The European lottery of £90 million was won last night with both tickets having been issued in England/ By this morning no one had come forward and then someone had, but another is yet to be confirmed. I checked and double checked my on line numbers and the ticket bought at the supermarket but alas I was not close. Drat Drat and more drat. What I could do with £45 million.

Film 24plusfree channel i.e. within the Sky entertainment subscription ,is showing back to back Christmas films with this afternoon and evening Chasing Christmas and The Christmas Card followed by 12 days of Christmas Eve and A boyfriend for Christmas for Christmas both films viewed yesterday.
The 12 days is a take on Groundhog Day, the film in which the same day is repeated without change until the hero finds the key to move on. In teh twelve days Calvin Carter (played by Steven Weber) is a successful business executive who has it all, but neglects those closest to him. On Christmas Eve, all that changes when the sign on his office building falls on him. He awakens in a hospital bed, attended by Angie (played by Molly Shannon), an angel in the guise of a nurse, who informs him that he has twelve days—that is, twelve chances—to get his act together and achieve the "perfect" Christmas Eve, or there will be dire consequences. The film does take account of the song the Twelve days of Christmas and has elements of a Christmas Carol and surprise surprise he does manage to work out that grand financial gestures especially those of a public kind get him back on the ward and that the solution is to be kind without having other motivation and spend quality time with his family.

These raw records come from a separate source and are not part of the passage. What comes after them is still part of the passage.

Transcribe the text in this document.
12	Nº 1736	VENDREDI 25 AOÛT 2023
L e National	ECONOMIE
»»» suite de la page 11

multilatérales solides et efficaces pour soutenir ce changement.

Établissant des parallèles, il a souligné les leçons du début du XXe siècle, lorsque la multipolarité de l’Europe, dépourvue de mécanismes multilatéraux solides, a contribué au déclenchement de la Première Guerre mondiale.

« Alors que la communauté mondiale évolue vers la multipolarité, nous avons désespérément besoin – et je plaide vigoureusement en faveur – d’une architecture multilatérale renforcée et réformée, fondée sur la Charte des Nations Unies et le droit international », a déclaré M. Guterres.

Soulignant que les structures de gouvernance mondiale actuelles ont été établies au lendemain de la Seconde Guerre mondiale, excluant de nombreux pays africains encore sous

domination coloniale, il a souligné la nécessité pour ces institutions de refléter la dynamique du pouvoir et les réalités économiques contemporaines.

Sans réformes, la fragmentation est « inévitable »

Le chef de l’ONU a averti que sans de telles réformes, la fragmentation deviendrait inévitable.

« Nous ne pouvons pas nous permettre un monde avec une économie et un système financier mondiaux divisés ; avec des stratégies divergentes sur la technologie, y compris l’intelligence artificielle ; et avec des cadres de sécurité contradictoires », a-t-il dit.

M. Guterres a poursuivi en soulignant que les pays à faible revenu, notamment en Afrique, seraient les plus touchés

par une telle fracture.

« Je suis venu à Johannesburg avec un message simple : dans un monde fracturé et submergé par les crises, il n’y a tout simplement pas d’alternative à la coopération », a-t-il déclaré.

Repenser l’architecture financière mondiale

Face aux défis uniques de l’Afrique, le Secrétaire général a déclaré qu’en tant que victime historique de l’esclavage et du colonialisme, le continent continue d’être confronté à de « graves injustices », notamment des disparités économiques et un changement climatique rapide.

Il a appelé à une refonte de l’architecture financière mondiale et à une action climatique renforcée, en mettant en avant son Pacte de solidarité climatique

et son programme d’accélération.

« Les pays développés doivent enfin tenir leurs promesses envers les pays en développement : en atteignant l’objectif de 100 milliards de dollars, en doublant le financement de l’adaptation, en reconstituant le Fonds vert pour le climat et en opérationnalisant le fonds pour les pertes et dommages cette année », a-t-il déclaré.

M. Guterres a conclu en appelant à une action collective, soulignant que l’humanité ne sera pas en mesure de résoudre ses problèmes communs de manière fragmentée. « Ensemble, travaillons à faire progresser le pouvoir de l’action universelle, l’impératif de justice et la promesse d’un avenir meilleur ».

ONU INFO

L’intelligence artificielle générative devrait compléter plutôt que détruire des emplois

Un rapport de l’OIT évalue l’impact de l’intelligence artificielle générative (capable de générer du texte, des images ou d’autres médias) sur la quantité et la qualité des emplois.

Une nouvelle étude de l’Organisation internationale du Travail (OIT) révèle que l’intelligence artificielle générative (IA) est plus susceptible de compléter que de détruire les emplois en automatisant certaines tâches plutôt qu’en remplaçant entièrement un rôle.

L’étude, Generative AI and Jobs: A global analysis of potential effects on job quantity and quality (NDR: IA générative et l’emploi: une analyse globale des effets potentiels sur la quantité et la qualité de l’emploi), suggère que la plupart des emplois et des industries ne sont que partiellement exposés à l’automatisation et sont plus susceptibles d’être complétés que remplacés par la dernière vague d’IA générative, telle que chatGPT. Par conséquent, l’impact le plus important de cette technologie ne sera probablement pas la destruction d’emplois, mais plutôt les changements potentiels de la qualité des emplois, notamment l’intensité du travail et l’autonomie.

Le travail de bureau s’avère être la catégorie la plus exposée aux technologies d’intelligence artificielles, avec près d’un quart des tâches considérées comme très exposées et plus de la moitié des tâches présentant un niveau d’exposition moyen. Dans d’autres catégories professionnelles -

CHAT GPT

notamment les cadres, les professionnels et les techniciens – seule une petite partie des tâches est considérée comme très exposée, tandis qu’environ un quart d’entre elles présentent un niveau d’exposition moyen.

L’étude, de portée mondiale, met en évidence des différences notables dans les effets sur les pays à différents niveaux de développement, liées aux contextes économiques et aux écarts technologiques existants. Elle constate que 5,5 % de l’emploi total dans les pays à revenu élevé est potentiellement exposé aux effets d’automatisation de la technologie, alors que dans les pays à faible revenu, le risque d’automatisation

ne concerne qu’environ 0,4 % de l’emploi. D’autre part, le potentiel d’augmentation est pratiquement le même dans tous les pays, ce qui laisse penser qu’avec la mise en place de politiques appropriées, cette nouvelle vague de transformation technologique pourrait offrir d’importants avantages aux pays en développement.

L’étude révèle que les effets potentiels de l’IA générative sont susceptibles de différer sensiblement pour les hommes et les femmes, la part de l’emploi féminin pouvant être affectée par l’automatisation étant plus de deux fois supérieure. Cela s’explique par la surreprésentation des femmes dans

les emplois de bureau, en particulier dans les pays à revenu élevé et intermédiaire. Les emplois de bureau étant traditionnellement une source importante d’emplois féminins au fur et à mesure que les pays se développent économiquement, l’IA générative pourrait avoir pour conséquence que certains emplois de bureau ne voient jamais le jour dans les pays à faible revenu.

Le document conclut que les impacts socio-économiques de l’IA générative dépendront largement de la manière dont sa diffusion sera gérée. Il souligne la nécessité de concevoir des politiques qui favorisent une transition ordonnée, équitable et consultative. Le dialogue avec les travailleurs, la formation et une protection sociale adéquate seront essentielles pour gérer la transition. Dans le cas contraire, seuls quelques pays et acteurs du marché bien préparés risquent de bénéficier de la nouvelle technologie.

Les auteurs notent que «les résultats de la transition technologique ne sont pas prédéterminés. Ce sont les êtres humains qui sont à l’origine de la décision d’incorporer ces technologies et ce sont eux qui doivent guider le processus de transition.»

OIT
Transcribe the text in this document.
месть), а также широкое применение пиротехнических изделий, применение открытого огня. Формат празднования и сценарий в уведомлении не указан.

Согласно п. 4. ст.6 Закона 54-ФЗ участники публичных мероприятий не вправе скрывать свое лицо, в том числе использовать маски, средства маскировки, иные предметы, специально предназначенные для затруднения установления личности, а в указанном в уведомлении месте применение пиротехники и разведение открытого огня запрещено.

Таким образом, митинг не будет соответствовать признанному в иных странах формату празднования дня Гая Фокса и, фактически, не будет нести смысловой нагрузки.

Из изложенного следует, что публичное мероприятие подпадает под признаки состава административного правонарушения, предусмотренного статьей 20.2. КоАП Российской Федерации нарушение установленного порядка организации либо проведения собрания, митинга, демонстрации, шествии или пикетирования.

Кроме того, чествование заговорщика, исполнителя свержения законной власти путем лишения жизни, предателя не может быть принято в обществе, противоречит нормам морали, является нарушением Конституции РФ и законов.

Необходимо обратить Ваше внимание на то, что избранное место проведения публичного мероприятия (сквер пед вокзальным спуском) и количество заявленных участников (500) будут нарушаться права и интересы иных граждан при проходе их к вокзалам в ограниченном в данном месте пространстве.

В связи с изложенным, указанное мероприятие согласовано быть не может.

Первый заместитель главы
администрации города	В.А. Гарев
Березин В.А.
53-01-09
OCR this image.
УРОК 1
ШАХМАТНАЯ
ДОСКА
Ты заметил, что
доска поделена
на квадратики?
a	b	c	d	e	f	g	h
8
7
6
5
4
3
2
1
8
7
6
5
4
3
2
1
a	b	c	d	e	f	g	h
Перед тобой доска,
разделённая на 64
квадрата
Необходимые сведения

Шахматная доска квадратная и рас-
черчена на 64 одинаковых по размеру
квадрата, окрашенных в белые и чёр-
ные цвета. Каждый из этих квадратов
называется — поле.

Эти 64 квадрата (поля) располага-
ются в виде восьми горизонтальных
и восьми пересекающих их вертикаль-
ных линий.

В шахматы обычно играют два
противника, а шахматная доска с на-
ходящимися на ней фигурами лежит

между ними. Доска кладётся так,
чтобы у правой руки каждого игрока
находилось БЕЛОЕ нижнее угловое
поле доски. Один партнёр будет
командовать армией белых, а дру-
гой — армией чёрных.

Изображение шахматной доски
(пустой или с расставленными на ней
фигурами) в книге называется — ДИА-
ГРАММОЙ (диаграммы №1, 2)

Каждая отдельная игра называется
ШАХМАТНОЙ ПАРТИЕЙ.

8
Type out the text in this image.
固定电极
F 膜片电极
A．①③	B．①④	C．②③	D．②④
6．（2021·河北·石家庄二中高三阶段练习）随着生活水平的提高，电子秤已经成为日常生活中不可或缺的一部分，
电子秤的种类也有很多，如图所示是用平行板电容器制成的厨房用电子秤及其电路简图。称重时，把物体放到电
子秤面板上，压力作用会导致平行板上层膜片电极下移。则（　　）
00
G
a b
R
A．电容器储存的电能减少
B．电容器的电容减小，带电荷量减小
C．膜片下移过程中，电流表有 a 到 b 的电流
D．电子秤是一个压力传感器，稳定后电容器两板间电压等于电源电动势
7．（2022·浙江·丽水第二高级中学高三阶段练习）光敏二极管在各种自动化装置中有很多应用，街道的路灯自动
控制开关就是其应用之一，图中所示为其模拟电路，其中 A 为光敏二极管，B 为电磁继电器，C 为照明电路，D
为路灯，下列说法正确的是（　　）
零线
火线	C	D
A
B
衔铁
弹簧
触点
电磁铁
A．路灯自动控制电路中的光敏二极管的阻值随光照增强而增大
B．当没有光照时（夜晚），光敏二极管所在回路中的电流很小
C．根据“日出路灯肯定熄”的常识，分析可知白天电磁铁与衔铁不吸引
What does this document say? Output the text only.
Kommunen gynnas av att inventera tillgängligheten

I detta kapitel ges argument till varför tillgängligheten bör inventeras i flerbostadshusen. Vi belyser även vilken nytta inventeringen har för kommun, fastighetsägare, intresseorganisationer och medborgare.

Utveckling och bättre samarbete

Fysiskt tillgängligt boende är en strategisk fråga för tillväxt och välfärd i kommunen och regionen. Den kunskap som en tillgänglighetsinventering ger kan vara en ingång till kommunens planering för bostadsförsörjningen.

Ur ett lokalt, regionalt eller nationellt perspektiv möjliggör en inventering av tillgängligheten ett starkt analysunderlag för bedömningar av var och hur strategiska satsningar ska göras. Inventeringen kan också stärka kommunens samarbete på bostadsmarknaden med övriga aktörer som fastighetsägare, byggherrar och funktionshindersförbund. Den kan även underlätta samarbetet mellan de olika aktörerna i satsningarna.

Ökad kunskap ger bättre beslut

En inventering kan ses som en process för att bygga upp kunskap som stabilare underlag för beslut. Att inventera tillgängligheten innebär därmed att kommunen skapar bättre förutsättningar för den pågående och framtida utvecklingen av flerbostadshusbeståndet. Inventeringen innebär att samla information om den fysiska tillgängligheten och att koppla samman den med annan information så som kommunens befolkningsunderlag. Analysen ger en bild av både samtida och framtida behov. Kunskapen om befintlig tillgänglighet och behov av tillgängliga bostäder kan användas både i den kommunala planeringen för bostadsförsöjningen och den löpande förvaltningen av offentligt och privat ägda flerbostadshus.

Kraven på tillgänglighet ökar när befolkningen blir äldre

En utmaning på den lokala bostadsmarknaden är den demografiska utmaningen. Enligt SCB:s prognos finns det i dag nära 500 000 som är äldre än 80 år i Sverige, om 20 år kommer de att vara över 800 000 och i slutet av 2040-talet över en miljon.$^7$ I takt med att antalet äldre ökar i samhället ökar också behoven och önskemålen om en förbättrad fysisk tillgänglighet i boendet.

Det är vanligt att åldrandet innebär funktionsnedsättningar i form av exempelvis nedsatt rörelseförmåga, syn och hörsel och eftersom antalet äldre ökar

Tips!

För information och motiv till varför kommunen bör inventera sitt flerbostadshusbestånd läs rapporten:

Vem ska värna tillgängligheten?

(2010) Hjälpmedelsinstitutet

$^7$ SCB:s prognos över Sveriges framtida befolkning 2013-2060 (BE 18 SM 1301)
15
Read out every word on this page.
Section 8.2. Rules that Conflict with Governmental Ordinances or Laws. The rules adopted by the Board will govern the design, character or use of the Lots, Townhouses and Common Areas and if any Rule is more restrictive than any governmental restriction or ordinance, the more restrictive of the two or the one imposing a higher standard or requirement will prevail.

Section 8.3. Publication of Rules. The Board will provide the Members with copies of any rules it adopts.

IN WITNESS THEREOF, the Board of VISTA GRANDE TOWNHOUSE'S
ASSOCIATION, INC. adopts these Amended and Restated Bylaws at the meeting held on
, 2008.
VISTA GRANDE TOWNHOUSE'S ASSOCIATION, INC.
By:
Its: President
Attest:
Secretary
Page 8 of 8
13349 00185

A boyfriend at Christmas is three stories into one. A man has spent his whole life creating a year long theme park about Christmas which falls on hard times, especially after his wife who handled teh finances dies and as a consequence he is unable to communicate in a meaningful way with his daughter who goes off to the big city and becomes a successful business woman with no time for Christmas home with dad until he has an accident. She returns to find the business in peril. Many year ago when I youngster she had an influential conversation with a young visitor about Ballet and the Nutcracker favourite for Christmas time. He is the only child of a wealthy couple who have little time for his direct care and he returns to the town where he had a memorable Christmas and where he makes crafted wooden dolls. The two re-meet up and with a common interest in the quality of life and maintaining the Christmas tradition they join forces to try and save the theme park turning to a visitor who appears anxious to help. He is part of a syndicate who successfully take away property in financial difficulties and which has development potential. How they do this is main flaw in this Christmas tale. However a combination of brilliant money raising ideas and Christmas spirit the theme park is saved, the boyfriend becomes financially independent though his individually crafted toys, father and daughter are reconciled and she returns home to a new and better life and love. Oh if real life were so! For the two winners of the £45 million Christmas come early.